For a time Patsy had a feeling that Miri and Kenny were going to get thick, and they might have had not Kenny introduced her around so much. One of the people he introduced her to was a boy named Eric Flanigan, and within a week Eric became her accepted boy friend. He was a first-year graduate student from Menlo Park, California, and he and Miri had an immediate meeting point in that they were both nostalgic for the Bay Area generally. Patsy liked Eric almost as much as Miri did and soon he was a regular feature at supper. He was slightly unhappy in graduate school and spent his free afternoons playing tennis, at which he was quite good. Often Miri would go to the court and meet him and walk him to Dunstan Street.

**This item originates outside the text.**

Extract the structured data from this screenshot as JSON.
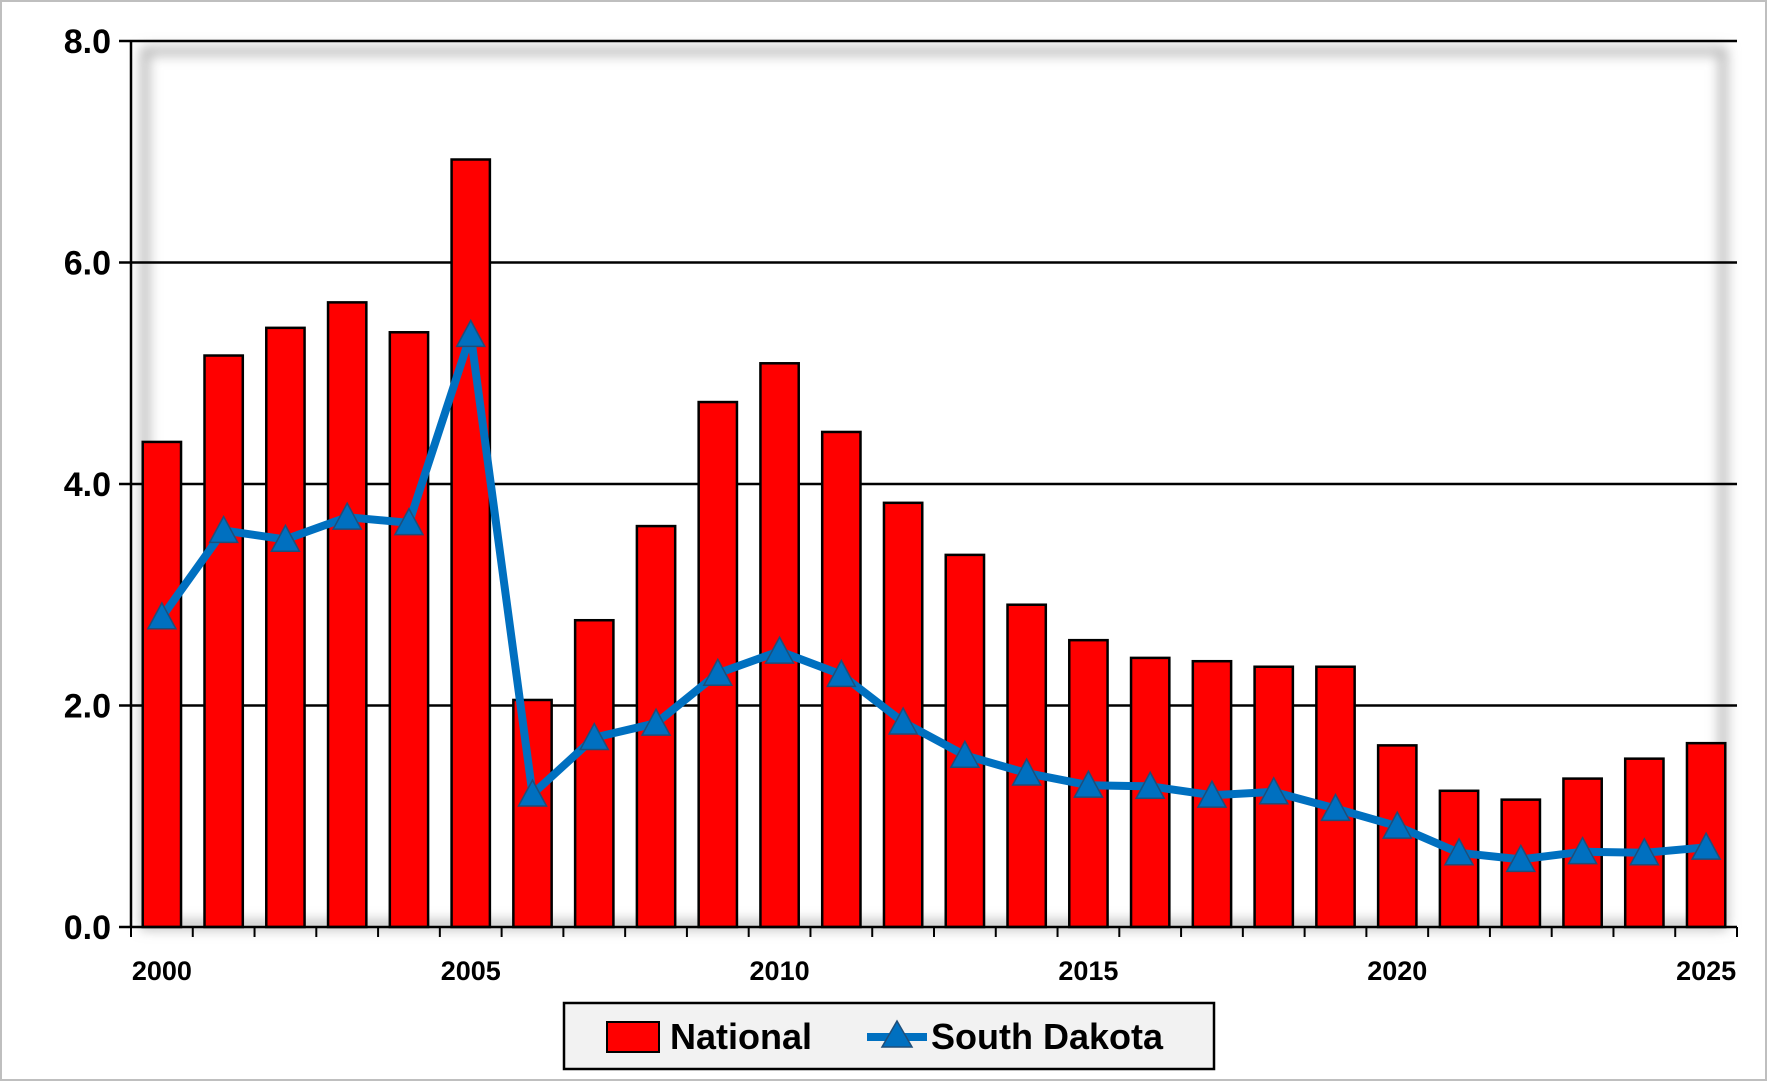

He would come in in his tennis clothes and gratefully consume quantities of Patsy’s food while Miri chattered. He was a good-looking boy, blond and loose, with a short beard—one of those young Californians who, it seemed to Patsy, must almost constitute a new breed, they were so healthy and so alike. For Eric was a sort of shorter Barry, shy, immediately friendly, bright, but so quiet it took weeks for his brightness to show itself. He was so relaxed and at home with himself physically that it was a comfort to have him around. He was charming to watch with Miri, because she pecked and chattered and sniped at him and he took it so quietly that it was hard to decide whether he was afraid of her or merely tolerant. Eric liked Patsy’s house better than his own apartment, and he spent most of his evenings there. He was having difficulties with his eighteenth-century seminar and would sit on the floor frowning mildly, usually still in his tennis shorts, reading Collins and Gray and the Whartons while Miri tussled with Davey if he was still up, or listened to records or watched TV if he wasn’t. Patsy generally lay in splendor on her couch, wearing a long green caftan and watching TV or arguing with Miri or debating with Eric the merits of the various writers he was reading. She had debated most of them with Hank the year before. Eric, like Flap, was in awe of Jim’s scholarly library, though it had not grown by one book since Jim had left.